Quant à la lettre de recadrage, l’employeur se fonde sur le fait que la remise maximum pour 2020 a été fixée à 18% selon mise à jour du 16 janvier 2020. Or, Monsieur [Y] [K] justifie que le taux de la remise maximale pour le second semestre 2019 avait été fixé à 20% et que M. [H], alors directeur, avait validé la vente avec une remise de 19%.
Il est vrai que le constructeur a adressé à l’employeur une circulaire le 16 janvier 2020, soit 5 jours avant la régularisation du bon de commande, pour fixer à 18% le taux de remise maximum pour 2020 mais rien ne permet de mettre en doute les déclarations de Monsieur [Y] [K] disant n’avoir pas eu connaissance de cette circulaire qui ne lui était pas adressée.
Par ailleurs, la lettre de recadrage fait mention d’autres irrégularités (tenant au kilométrage indiqué, l’absence de mention du prix catalogue, l’absence de paraphe, l’absence de signature de la compagne de Monsieur [Y] [K], la non-validation du bon de commande par le directeur) mais ces griefs n’apparaissent pas établis.
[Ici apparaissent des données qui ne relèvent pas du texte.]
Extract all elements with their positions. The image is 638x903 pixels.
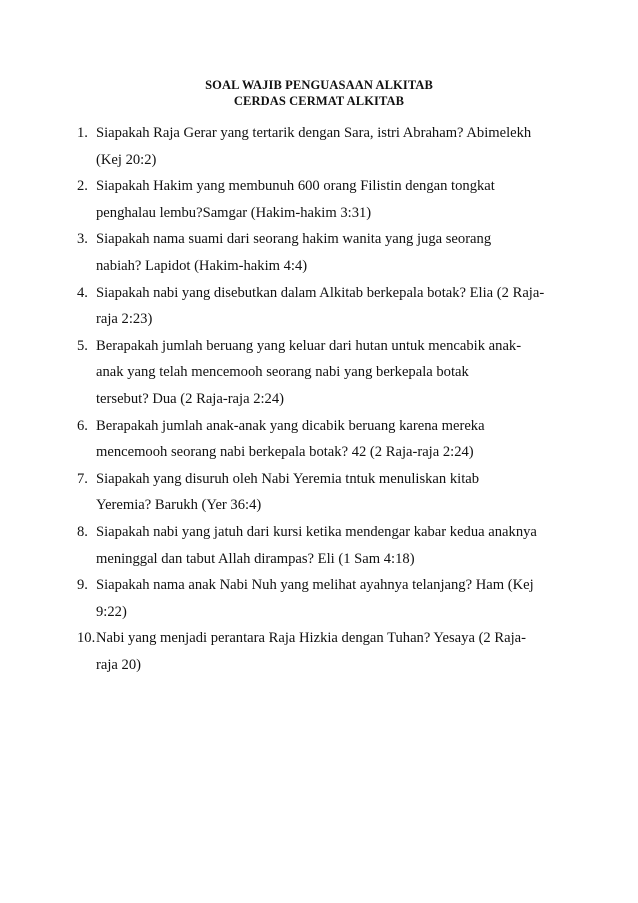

Le bon de commande versé aux débats est signé, en qualité d’acquéreurs, non seulement par Monsieur [Y] [K] mais aussi par sa compagne. En outre, il résulte de l’attestation de l’ancien directeur, M. [H], que celui-ci a validé la vente. Dès lors, il n’est aucunement démontré qu’une quelconque irrégularité pourrait être reprochée à Monsieur [Y] [K].
Il doit être relevé que tant l’avertissement que la lettre de recadrage ont été adressés à Monsieur [Y] [K] dans la même période de temps, c’est-à-dire à un moment où les parties étaient en opposition au sujet de la signature du nouveau règlement, Monsieur [Y] [K] s’étant vu convier à un entretien le 20 octobre 2020, date de l’expiration du délai de réponse qui lui avait été octroyé, et le salarié ayant à nouveau exprimé son refus le 23 octobre 2020. Or, l’avertissement, notifié le 20 octobre 2020, fait suite à un 'contrôle inopiné’ que le salarié n’avait jamais subi auparavant et le recadrage est intervenu le 18 décembre 2020 au sujet d’une vente effectuée le 21 janvier précédent. Il apparaît, en conséquence, que ces courriers, à la sévérité inédite et excessive, sont en lien avec le litige opposant les parties au sujet du nouveau règlement.
L’employeur estime également avoir rempli Monsieur [Y] [K] de ses droits au titre de la rémunération variable en soutenant lui avoir appliqué le pay plan 2019 et non le pay plan 2020.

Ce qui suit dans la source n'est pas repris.